Like that of Libya, Syria’s appetite does not limit itself to Arab prey. Syria claims for its own, for example, the region
and city of Alexandretta in Turkey. The dispute was supposedly settled in 1939, but official Syrian maps continue to include
Alexandretta within Syrian territory, and the government has on occasion assured the press that it fully intends to regain
this land.
9
The Syrians have supported both Kurdish and Armenian rebel groups in Turkey, providing them with training and money and helping
them infiltrate the country.

The Gulf War made Iraq the Arab regime best known for its aggressiveness. Yet a full decade before the Gulf War, Saddam had
sought to move on Kuwait. He amassed troops on its borders, rekindled Iraq’s alleged historical claims to the country, and
proceeded to fabricate border provocations in preparation for an invasion. But then Saddam’s attention was suddenly drawn
to what he thought were better pickings: postrevolutionary Iran, which he perceived as weak and ripe for plunder after the
collapse of the Shah.
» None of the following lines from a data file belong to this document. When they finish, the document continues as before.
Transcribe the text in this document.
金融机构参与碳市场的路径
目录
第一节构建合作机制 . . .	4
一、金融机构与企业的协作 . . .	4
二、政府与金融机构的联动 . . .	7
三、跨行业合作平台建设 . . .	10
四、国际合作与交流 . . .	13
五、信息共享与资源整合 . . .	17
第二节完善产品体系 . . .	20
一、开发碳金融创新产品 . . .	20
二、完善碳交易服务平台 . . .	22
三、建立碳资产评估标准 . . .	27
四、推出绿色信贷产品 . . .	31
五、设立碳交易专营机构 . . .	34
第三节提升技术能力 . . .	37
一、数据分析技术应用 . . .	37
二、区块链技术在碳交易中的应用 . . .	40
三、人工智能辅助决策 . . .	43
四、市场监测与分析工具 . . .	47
Saddam swiftly renounced the border agreement he had signed five years earlier with the Shah and seized
the disputed Shatt al-Arab waterway, which abuts Iran’s oil-rich provinces. The result was the Iran-Iraq War, which raged
nearly a decade during which chemical weapons and poison gas were used and civilian populations were targeted, exacting a
toll in lives horrific even by the standards of this century’s bloody wars.
10

Nor is the violence in the Middle East limited to aggression
across
borders. Many Arab regimes are also ready practitioners of violence against the citizens of their own countries, relying
on force and the threat of even greater brutality in order to stay in power. This habitual willingness to resort to violence
against their own citizens is a feature of most governments throughout the Arab world. Not surprisingly, many of them are
military dictatorships. Thus, Libya is ruled by a colonel and a small clique of officers,
as Algeria was for many years. In Saudi Arabia, not one but
two
armies (they watch each other) protect the princes from their own subjects. In Syria, an officer corps dominated by the minority
Alawite sect suppresses dissent with the assistance of no fewer than five independent intelligence organizations (which also
watch one another). To such a regime, not even the slaughter of a significant part of the population of an entire Syrian city
is too great a price to pay for staying in power—as Assad demonstrated in 1982, when his tanks ringed the city of Hama, thought
to be sympathetic to the Moslem Brotherhood, and leveled the city center, killing an estimated 10,000 to 20,000 civilians.